As for what prompted the decision, that would be my wife, Shaps. I’d never really seen myself as lasting for long in a law firm, but I’d wanted to try it out for a few years, since we were newly married. After roughly two and a half years though, she saw that it was draining me dry. I worked in litigation, so that meant I was in the field of practice that directly dealt with the courts and quasi-judicial bodies, and it was just making me miserable. I’d dread the entire part of the day between leaving the house and getting back home, and, creatively, I was empty. I had become… disillusioned with words, is how I’d put it, and I can’t think of anything that could be more deadly to a writer. Shaps saw that, and told me that I needed to get out of the firm and try for my dream.

Q: After resigning from your lawfirm, you put up Eight Ray Sun Publishing. Would you elaborate more on the vision behind your publishing company.

Sure. About two or three years before I left the law firm, I’d awakened to the existence of a speculative fiction scene here in the Philippines. Kenneth Yu had just launched his Digest of Philippine Genre Stories, and that led me to the works of Dean Alfar and the Philippine Speculative Fiction Anthology. The more I saw of local speculative fiction, the more I hungered for it, and for the kind of stories that we weren’t yet producing: the novels, the series, the young adult titles… I wanted to fill local shelves with our own worlds of fantasy and science fiction, but I also realized that to produce that kind of content, writing would have to be a whole lot more profitable for local authors than it was.
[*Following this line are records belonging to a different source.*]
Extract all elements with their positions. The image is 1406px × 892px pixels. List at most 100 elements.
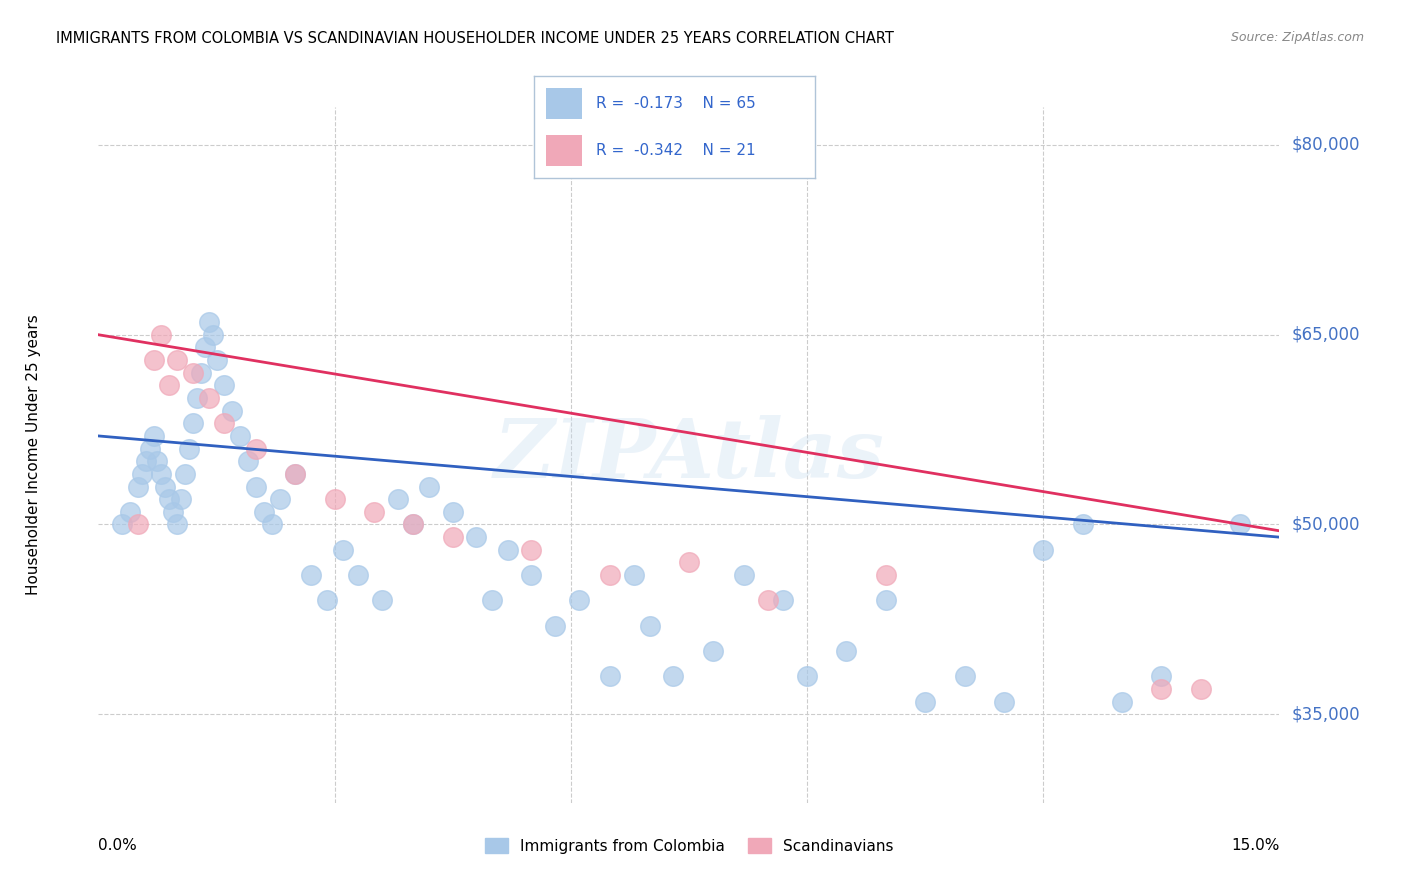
Point bbox=[796, 669, 818, 683]
Point bbox=[155, 479, 177, 493]
Point bbox=[142, 353, 165, 368]
Point bbox=[150, 327, 173, 342]
Point bbox=[953, 669, 976, 683]
Point bbox=[1111, 695, 1133, 709]
Text: 15.0%: 15.0% bbox=[1232, 838, 1279, 853]
Point bbox=[1071, 517, 1094, 532]
Point bbox=[118, 505, 141, 519]
Point bbox=[284, 467, 307, 481]
Point bbox=[402, 517, 425, 532]
Point bbox=[520, 542, 543, 557]
Point bbox=[418, 479, 440, 493]
Point bbox=[599, 568, 621, 582]
Point bbox=[702, 644, 724, 658]
Text: $50,000: $50,000 bbox=[1291, 516, 1360, 533]
Legend: Immigrants from Colombia, Scandinavians: Immigrants from Colombia, Scandinavians bbox=[477, 830, 901, 862]
Point bbox=[465, 530, 488, 544]
Point bbox=[177, 442, 200, 456]
Point bbox=[166, 517, 188, 532]
Point bbox=[229, 429, 252, 443]
Point bbox=[162, 505, 184, 519]
Point bbox=[662, 669, 685, 683]
Point bbox=[127, 479, 149, 493]
Point bbox=[181, 366, 204, 380]
Point bbox=[236, 454, 259, 468]
Point bbox=[214, 378, 236, 392]
Text: $65,000: $65,000 bbox=[1291, 326, 1360, 343]
Point bbox=[245, 479, 267, 493]
Point bbox=[638, 618, 661, 632]
Point bbox=[205, 353, 228, 368]
Point bbox=[520, 568, 543, 582]
Point bbox=[260, 517, 283, 532]
Text: Householder Income Under 25 years: Householder Income Under 25 years bbox=[25, 315, 41, 595]
Point bbox=[756, 593, 779, 607]
Point bbox=[142, 429, 165, 443]
Point bbox=[201, 327, 224, 342]
Point bbox=[387, 492, 409, 507]
Point bbox=[181, 417, 204, 431]
Point bbox=[194, 340, 217, 354]
Point bbox=[174, 467, 197, 481]
Bar bbox=[546, 136, 582, 166]
Text: Source: ZipAtlas.com: Source: ZipAtlas.com bbox=[1230, 31, 1364, 45]
Point bbox=[544, 618, 567, 632]
Point bbox=[835, 644, 858, 658]
Text: ZIPAtlas: ZIPAtlas bbox=[494, 415, 884, 495]
Point bbox=[441, 505, 464, 519]
Point bbox=[1150, 669, 1173, 683]
Point bbox=[402, 517, 425, 532]
Point bbox=[875, 593, 897, 607]
Point bbox=[190, 366, 212, 380]
Text: R =  -0.173    N = 65: R = -0.173 N = 65 bbox=[596, 96, 756, 111]
Point bbox=[733, 568, 755, 582]
Point bbox=[1229, 517, 1251, 532]
Point bbox=[1189, 681, 1212, 696]
Text: $80,000: $80,000 bbox=[1291, 136, 1360, 154]
Text: $35,000: $35,000 bbox=[1291, 706, 1360, 723]
Point bbox=[323, 492, 346, 507]
Point bbox=[170, 492, 193, 507]
Point bbox=[371, 593, 394, 607]
Point bbox=[214, 417, 236, 431]
Point bbox=[299, 568, 322, 582]
Point bbox=[914, 695, 936, 709]
Point bbox=[1032, 542, 1054, 557]
Point bbox=[221, 403, 243, 417]
Point bbox=[157, 492, 180, 507]
Text: 0.0%: 0.0% bbox=[98, 838, 138, 853]
Point bbox=[150, 467, 173, 481]
Point bbox=[678, 556, 700, 570]
Point bbox=[441, 530, 464, 544]
Bar bbox=[546, 88, 582, 119]
Point bbox=[131, 467, 153, 481]
Point bbox=[315, 593, 337, 607]
Point bbox=[363, 505, 385, 519]
Point bbox=[332, 542, 354, 557]
Point bbox=[599, 669, 621, 683]
Point bbox=[186, 391, 208, 405]
Point bbox=[197, 315, 219, 329]
Point bbox=[135, 454, 157, 468]
Point bbox=[166, 353, 188, 368]
Point bbox=[496, 542, 519, 557]
Point bbox=[875, 568, 897, 582]
Point bbox=[481, 593, 503, 607]
Point bbox=[284, 467, 307, 481]
Point bbox=[269, 492, 291, 507]
Point bbox=[347, 568, 370, 582]
Point bbox=[245, 442, 267, 456]
Point bbox=[253, 505, 276, 519]
Point bbox=[138, 442, 160, 456]
Point bbox=[111, 517, 134, 532]
Point bbox=[993, 695, 1015, 709]
Point bbox=[197, 391, 219, 405]
Point bbox=[568, 593, 591, 607]
Point bbox=[157, 378, 180, 392]
Point bbox=[127, 517, 149, 532]
Point bbox=[772, 593, 794, 607]
Point bbox=[623, 568, 645, 582]
Point bbox=[146, 454, 169, 468]
Point bbox=[1150, 681, 1173, 696]
Text: R =  -0.342    N = 21: R = -0.342 N = 21 bbox=[596, 144, 756, 158]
I mean, countries like the United States and Japan have dozens of speculative fiction titles coming out every month, but that’s because in those countries, it’s actually possible to make a living as an author. They also have publishers which specialize in speculative fiction, and while in early 2009 there was exactly one major local publisher with a fantasy imprint (not including Kestrel DDM which publishes the Philippine Speculative Fiction anthology series), that was clearly not going to be enough.

So, the vision of the company is this: to publish great works of Philippine speculative fiction, and to do so in a way that would be profitable for the authors, and allow the greatest possible distribution of the stories.